Unbroken: A World War II Story of Survival, Resilience, and Redemption

What immediately comes to mind after reading Laura Hillenbrand’s Unbroken:  A World War II Story of Survival, Resilience, and Redemption, is the fact my history training in high school and college did not do justice to the coverage of World War II (and I am certified to teach middle school social studies).  A biographical account of Louie Zamperini, I now understand why author Rhonda Tibbs repeatedly asked me if I had read this work of nonfiction yet.

Unbroken, divided into five parts covers Zamperini’s mischievous childhood years, his appearance at the Olympics, his time spent as a bombardier on the B-24 Liberator in the Army Air Corps, his ability to endure life on a raft for forty-seven days, the horror of his existence as a POW (Prisoner of War), his troubled life after the war, and finally, his capacity to come to terms with all that he experienced at the hands of other human beings and offer forgiveness.

As a reader, just when I thought the abuse would have to come to an end, further accounts were revealed in the subsequent pages.  Reading through some reviews prior to my reading. one person wrote about Unbroken, “I was bored in the middle,” while another wrote, “It was so repetitive.”  Now, for me, these comments beg the question, “Do you realize this is the true story of a man’s life, not meant to entertain but to inform?”  With Hillenbrand’s extensive research as noted through numerous footnotes, I walked away more knowledgeable regarding the atrocities a human can withstand, yet still make a difference in the world by example.

While on the raft with two of his fellow crew, Mac and Phil, Zamperini’s faith first surfaced with, “Impossibly, though there were bullet holes all the way around the men, even in the tiny spaces between them, not one bullet had hit either man” (156).  In addition, ” . . . the raft offered an unlikely intellectual refuge. . . .  his mind was freed of an encumberance that civilization had imposed on it.  In his head, he could roam anywhere, and he found that his mind was quick and clear”  (167).  Thus, despite the bleak situation, Zamperini was able to uncover the good, a lesson to be learned by all.

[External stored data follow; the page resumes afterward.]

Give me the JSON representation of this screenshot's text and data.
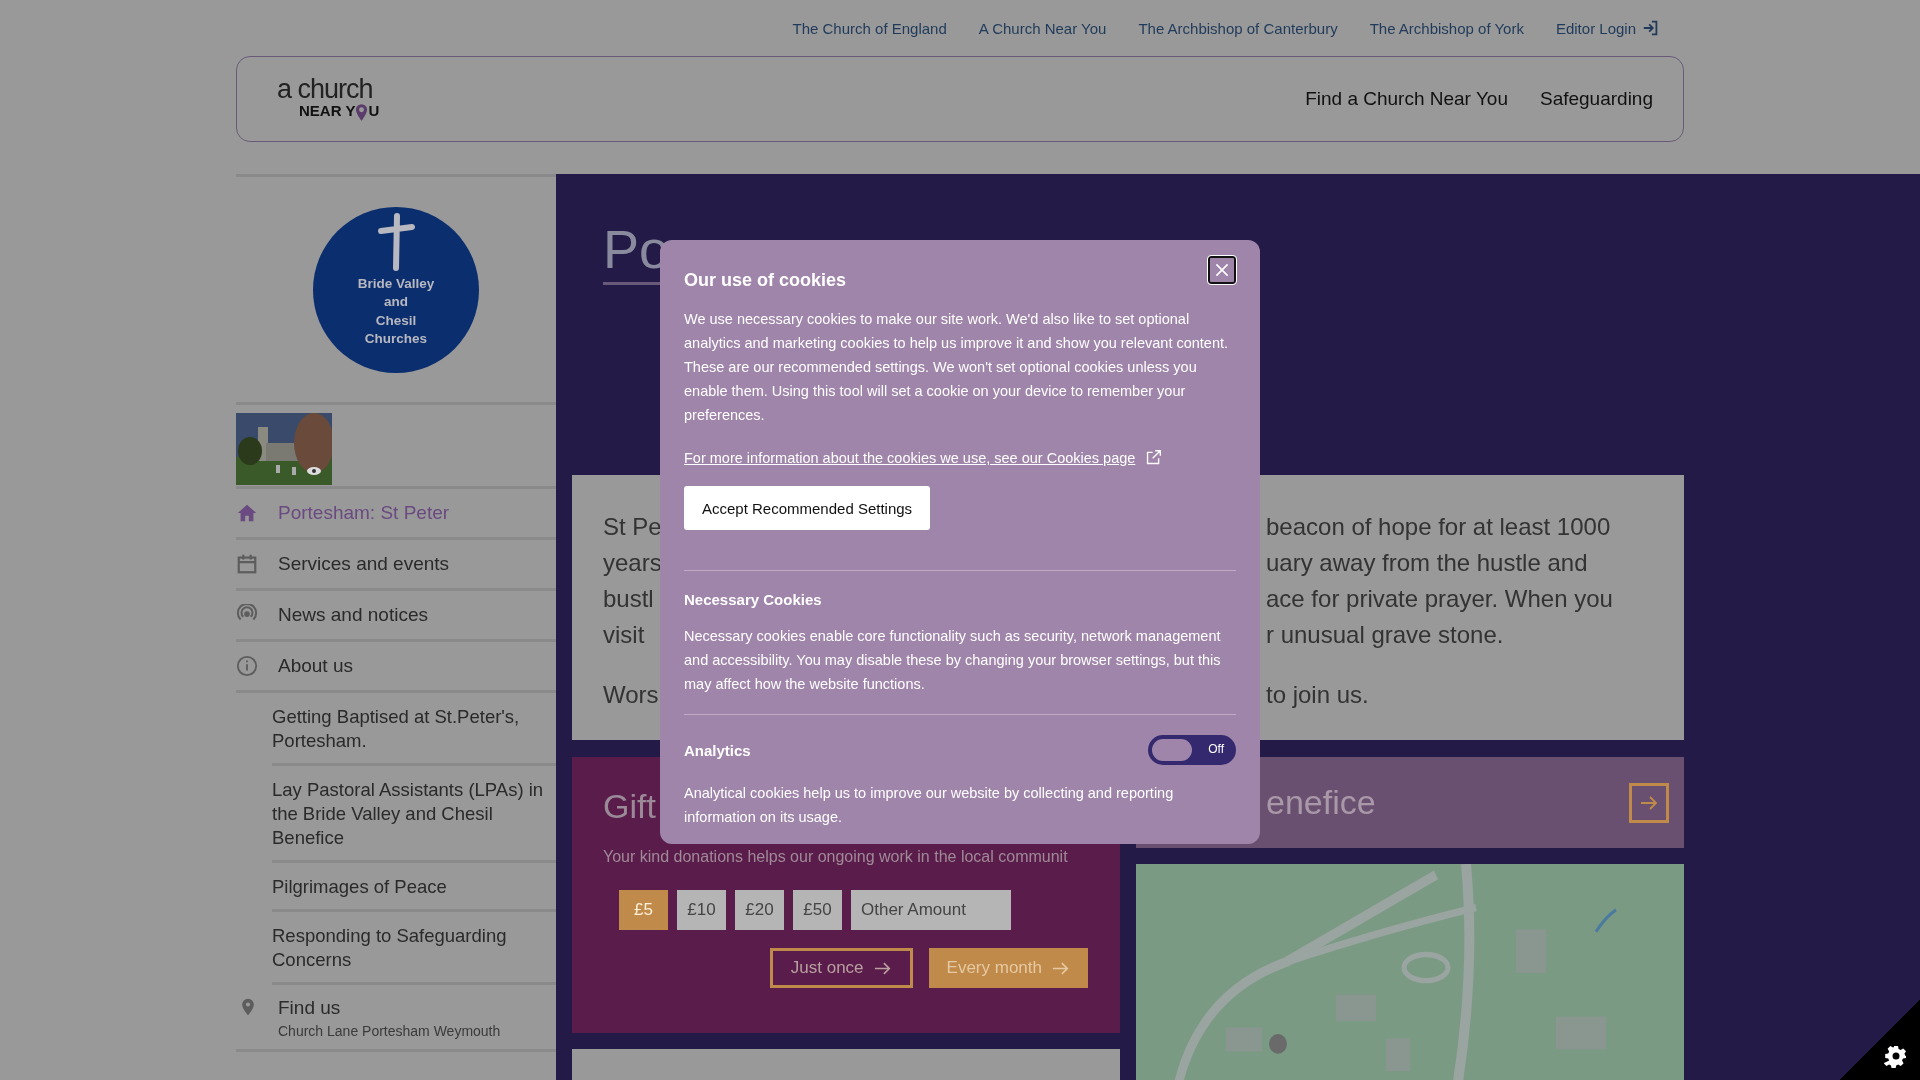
{
  "top_links": [
    {
      "label": "The Church of England"
    },
    {
      "label": "A Church Near You"
    },
    {
      "label": "The Archbishop of Canterbury"
    },
    {
      "label": "The Archbishop of York"
    },
    {
      "label": "Editor Login"
    }
  ],
  "header": {
    "logo": {
      "line1": "a church",
      "line2_start": "NEAR Y",
      "line2_end": "U"
    },
    "nav": [
      "Find a Church Near You",
      "Safeguarding"
    ]
  },
  "sidebar": {
    "church_logo": [
      "Bride Valley",
      "and",
      "Chesil",
      "Churches"
    ],
    "items": [
      {
        "label": "Portesham: St Peter",
        "selected": true
      },
      {
        "label": "Services and events",
        "selected": false
      },
      {
        "label": "News and notices",
        "selected": false
      },
      {
        "label": "About us",
        "selected": false,
        "children": [
          {
            "label": "Getting Baptised at St.Peter's, Portesham."
          },
          {
            "label": "Lay Pastoral Assistants (LPAs) in the Bride Valley and Chesil Benefice"
          },
          {
            "label": "Pilgrimages of Peace"
          },
          {
            "label": "Responding to Safeguarding Concerns"
          }
        ]
      }
    ],
    "find_us": {
      "label": "Find us",
      "address": "Church Lane Portesham Weymouth"
    }
  },
  "main": {
    "title": "Po",
    "intro_left": [
      "St Pe",
      "years",
      "bustl",
      "visit"
    ],
    "intro_right": [
      "beacon of hope for at least 1000",
      "uary away from the hustle and",
      "ace for private prayer. When you",
      "r unusual grave stone."
    ],
    "worship_left": "Wors",
    "worship_right": "to join us.",
    "gift": {
      "title": "Gift",
      "text": "Your kind donations helps our ongoing work in the local communit",
      "amounts": [
        {
          "label": "£5",
          "selected": true
        },
        {
          "label": "£10",
          "selected": false
        },
        {
          "label": "£20",
          "selected": false
        },
        {
          "label": "£50",
          "selected": false
        }
      ],
      "other_placeholder": "Other Amount",
      "frequency": [
        {
          "label": "Just once",
          "kind": "outline"
        },
        {
          "label": "Every month",
          "kind": "filled"
        }
      ]
    },
    "benefice": {
      "title": "enefice"
    }
  },
  "cookie_dialog": {
    "title": "Our use of cookies",
    "intro": "We use necessary cookies to make our site work. We'd also like to set optional analytics and marketing cookies to help us improve it and show you relevant content. These are our recommended settings. We won't set optional cookies unless you enable them. Using this tool will set a cookie on your device to remember your preferences.",
    "link": "For more information about the cookies we use, see our Cookies page",
    "accept_button": "Accept Recommended Settings",
    "sections": [
      {
        "title": "Necessary Cookies",
        "text": "Necessary cookies enable core functionality such as security, network management and accessibility. You may disable these by changing your browser settings, but this may affect how the website functions."
      },
      {
        "title": "Analytics",
        "toggle": {
          "on": false,
          "label": "Off"
        },
        "text": "Analytical cookies help us to improve our website by collecting and reporting information on its usage."
      }
    ]
  }
}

Without going into horrific detail here about Zamperini’s abuse, his thoughts summarize the truth of it all, “All I see, he thought, is a dead body breathing”  (175).

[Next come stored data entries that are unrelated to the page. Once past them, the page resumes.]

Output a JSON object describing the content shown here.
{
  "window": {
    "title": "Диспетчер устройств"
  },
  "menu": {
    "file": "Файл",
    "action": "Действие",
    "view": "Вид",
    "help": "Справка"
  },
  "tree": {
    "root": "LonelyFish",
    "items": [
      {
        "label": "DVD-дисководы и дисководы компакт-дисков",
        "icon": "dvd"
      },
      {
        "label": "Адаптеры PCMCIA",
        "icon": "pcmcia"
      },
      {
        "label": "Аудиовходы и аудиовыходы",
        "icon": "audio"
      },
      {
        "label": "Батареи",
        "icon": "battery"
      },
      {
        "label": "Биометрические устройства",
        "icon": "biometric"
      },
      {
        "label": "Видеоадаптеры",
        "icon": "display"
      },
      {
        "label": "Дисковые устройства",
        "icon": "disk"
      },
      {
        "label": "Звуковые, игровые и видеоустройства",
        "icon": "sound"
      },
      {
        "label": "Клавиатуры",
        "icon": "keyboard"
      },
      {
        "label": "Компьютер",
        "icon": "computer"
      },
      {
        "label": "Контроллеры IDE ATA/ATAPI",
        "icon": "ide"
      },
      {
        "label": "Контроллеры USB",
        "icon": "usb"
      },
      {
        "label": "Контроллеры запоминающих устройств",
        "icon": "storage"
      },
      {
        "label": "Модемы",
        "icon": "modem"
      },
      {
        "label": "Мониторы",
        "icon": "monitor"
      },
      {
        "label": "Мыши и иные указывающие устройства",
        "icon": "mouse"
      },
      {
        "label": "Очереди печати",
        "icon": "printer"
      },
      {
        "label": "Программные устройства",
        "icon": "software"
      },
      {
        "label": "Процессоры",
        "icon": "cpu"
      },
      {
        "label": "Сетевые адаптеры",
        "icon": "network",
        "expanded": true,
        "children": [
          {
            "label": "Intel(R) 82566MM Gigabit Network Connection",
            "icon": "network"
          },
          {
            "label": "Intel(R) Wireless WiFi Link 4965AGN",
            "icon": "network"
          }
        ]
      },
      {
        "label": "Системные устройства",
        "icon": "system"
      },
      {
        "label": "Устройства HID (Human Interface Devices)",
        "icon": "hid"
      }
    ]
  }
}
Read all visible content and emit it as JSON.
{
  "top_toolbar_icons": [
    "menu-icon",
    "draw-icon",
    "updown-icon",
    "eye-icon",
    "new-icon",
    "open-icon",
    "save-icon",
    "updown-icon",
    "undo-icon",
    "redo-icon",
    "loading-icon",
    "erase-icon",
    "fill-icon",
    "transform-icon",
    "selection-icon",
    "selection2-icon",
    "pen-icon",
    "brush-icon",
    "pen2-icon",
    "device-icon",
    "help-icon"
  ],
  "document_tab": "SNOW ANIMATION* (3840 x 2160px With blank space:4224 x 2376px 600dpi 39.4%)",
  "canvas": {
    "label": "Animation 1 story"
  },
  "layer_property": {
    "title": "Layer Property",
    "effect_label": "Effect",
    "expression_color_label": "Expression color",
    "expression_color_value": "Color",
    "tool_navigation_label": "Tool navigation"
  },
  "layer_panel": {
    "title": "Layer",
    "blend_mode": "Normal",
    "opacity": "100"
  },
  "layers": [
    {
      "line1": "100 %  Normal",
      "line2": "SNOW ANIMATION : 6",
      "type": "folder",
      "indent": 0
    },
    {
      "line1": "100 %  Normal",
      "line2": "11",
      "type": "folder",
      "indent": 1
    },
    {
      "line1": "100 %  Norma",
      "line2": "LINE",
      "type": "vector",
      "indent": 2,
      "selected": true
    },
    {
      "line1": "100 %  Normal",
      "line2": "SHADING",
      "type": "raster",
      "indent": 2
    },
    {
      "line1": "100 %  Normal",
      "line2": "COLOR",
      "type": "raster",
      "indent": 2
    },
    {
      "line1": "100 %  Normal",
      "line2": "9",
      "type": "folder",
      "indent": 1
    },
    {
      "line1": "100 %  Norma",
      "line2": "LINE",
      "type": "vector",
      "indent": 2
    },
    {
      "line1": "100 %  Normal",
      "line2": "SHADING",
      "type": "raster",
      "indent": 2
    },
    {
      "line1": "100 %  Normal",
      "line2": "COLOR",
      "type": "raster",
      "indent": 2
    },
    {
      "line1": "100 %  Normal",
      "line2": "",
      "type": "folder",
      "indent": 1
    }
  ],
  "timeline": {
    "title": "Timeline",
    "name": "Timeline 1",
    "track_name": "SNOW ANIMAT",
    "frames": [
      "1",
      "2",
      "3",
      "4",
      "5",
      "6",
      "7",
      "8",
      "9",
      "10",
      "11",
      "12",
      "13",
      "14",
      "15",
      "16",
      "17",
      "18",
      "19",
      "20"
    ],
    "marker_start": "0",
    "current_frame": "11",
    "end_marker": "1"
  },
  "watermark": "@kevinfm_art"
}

Furthermore, Hillenbrand writes with such honesty, the reader is left with much to contemplate as in:

“Men subjected to dehumanizing treatment experience profound wretchedness and loneliness and find that hope is almost impossible to retain”  (182).

“Dignity is essential to human life as water, food, and oxygen”  (183).

“When he [Zamperini] thought of his history, what resonated with him now was not all that he had suffered but the divine love that he believed had intervened to save him” (376).

A definite must-read, I now anxiously look forward to the movie adaptation of Unbroken coming this month.